March 22, 2021

Practicing Our Faith

“The arrogant mock me unmercifully, but I do not turn from your law.” Psalm 119:51 (NIV)


Many Christians today understand what it means to be ridiculed for believing God’s Word. The Bible is openly mocked from the halls of education to the halls of our nation’s capital. It’s touted as a collection of myths for the gullible and feeble-minded. And like the psalmist, we’re not mocked just because we read Scripture but because we live by it. How should we respond when practicing our faith brings ridicule, intimidation, or suffering?

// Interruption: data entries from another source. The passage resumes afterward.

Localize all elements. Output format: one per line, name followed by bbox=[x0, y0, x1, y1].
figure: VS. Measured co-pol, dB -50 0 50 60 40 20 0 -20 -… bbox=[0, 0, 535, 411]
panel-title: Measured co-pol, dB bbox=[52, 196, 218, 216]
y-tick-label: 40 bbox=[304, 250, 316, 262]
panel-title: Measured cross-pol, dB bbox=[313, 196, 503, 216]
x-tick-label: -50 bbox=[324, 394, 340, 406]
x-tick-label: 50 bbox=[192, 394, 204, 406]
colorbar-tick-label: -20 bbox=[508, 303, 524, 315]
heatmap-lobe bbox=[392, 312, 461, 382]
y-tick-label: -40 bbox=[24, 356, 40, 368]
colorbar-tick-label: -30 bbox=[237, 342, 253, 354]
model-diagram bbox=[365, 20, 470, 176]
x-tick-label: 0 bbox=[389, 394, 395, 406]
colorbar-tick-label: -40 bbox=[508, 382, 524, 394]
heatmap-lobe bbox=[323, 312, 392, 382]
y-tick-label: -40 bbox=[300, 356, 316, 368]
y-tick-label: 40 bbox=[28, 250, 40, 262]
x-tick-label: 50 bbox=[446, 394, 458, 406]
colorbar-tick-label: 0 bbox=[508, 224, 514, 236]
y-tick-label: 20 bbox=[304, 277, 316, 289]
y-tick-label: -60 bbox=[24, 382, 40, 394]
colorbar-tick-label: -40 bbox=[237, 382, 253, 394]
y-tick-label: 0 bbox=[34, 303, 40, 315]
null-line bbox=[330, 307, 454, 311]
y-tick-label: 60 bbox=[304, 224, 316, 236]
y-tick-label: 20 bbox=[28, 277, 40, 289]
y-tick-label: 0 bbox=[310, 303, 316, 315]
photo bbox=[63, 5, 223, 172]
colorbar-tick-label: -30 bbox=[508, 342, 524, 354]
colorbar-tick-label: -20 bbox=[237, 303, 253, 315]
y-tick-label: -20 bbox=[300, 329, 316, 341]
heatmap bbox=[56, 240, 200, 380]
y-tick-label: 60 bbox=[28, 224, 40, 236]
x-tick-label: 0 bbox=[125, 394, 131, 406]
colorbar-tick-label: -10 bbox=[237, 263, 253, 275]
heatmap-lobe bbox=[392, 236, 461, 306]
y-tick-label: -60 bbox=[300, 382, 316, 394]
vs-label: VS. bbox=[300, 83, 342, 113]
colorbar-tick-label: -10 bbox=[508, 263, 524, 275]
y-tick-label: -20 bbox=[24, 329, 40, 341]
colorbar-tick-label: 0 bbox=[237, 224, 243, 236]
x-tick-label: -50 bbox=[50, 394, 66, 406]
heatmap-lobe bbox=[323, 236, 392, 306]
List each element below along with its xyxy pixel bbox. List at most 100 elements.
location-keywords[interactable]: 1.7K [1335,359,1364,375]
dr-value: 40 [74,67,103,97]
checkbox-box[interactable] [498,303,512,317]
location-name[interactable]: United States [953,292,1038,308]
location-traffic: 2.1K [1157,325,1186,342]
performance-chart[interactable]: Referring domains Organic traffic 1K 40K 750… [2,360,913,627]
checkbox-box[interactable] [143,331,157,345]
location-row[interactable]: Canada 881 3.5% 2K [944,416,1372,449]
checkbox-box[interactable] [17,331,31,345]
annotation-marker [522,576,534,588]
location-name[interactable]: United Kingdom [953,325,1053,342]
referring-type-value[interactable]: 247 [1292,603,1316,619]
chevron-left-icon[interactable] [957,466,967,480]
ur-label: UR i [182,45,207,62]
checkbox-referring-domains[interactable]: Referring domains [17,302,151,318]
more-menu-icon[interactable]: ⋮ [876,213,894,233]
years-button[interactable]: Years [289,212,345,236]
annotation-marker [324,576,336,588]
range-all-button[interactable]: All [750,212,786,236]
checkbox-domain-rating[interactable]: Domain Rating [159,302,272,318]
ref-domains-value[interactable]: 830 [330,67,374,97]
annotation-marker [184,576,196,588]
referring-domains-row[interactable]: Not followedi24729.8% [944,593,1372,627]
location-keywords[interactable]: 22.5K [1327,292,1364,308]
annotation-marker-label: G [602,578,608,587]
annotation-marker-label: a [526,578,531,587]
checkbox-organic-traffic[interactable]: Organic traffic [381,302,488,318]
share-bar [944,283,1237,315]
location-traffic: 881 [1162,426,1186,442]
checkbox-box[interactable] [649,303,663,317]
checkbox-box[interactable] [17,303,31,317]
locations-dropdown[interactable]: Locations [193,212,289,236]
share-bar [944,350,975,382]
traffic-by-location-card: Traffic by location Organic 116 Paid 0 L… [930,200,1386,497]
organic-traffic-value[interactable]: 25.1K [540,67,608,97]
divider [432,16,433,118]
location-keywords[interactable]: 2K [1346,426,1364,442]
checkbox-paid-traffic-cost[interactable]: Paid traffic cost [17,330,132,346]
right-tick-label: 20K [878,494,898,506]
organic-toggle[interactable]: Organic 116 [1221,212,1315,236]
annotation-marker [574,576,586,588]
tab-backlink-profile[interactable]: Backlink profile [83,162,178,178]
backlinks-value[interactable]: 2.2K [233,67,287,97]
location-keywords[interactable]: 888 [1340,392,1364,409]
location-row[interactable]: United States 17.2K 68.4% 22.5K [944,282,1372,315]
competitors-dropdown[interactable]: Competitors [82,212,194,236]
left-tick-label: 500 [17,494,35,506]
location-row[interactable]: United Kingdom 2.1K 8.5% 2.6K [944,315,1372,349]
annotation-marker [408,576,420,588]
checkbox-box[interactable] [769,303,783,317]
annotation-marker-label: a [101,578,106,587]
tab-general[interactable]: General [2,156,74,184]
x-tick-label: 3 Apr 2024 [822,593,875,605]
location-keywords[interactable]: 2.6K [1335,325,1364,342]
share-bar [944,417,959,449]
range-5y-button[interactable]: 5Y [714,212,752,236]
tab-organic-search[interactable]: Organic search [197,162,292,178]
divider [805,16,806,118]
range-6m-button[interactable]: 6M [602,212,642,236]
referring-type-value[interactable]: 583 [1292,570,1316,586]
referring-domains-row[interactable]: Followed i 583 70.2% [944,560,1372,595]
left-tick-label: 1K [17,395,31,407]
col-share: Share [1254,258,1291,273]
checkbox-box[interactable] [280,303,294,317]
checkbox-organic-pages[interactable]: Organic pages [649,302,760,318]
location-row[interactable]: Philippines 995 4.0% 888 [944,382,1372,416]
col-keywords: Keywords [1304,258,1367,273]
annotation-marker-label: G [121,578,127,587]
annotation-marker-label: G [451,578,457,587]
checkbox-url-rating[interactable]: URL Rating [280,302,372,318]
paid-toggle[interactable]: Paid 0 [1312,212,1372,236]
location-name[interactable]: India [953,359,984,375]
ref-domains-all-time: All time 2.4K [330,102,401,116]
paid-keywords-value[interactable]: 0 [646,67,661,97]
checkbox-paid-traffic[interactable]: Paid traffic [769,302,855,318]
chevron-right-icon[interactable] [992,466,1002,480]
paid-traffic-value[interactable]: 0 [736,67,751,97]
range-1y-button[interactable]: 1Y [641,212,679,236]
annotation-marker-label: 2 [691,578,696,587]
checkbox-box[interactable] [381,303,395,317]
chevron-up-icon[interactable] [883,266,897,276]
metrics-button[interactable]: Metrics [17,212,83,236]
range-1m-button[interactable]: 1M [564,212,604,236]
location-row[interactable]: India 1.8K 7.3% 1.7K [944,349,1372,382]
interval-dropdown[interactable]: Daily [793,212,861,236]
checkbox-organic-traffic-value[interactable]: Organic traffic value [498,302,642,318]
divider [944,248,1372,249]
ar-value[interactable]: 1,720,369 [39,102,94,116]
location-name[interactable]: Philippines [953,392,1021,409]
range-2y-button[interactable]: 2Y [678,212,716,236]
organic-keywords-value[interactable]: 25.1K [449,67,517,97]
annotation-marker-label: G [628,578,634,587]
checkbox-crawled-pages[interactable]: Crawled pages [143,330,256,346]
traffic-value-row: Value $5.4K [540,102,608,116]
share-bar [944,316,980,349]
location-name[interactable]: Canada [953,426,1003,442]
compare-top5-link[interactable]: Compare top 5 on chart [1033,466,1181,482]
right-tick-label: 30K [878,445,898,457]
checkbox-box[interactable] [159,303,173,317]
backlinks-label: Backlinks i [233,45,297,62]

First, we need to understand who these arrogant mockers are. Simply put, they think they know more than others, even God. An inflated sense of importance—usually from wealth, education, or position—gives them an air of superiority. They disregard Scripture (v21) because they don’t believe in God’s existence, much less His authority over their lives. As a result, the unbelieving arrogant treat people who believe and follow God’s Word with “scorn and contempt” (v22 NIV).


How did the psalmist respond to his mockers? He didn’t. Instead, he pressed into God even more by declaring, “but I do not turn from your law.” God’s Word was his hope (v49), his comfort (vv50, 52), and his song in the night (vv54-55). You see, there’s a difference between reading the Bible and living by the Book. Practicing our faith means that Scripture determines our way of life, despite what anyone else says or does. Can we say, “This has been my practice: I obey your precepts” (v56 NIV)?


As our culture grows increasingly hostile to God and His Word, each believer has to decide how to respond. Sure, we can avoid a lot of trouble by reading the Bible in the privacy of our homes without confronting the growing evil in our nation. But we cannot say we believe Scripture without also doing what it says. In other words, truly following Jesus means putting His instructions into practice.


So, how openly do you practice your faith? Take a look at Psalm 119:49-56 again. Ask the Lord for courage to not only believe the Bible but to follow through on what it says. If believing God’s Word brings public ridicule, then actually practicing our faith will have a greater cost. We may yet suffer some type of persecution. Even so, God’s Word will continue to give us comfort, hope, and a song in the night.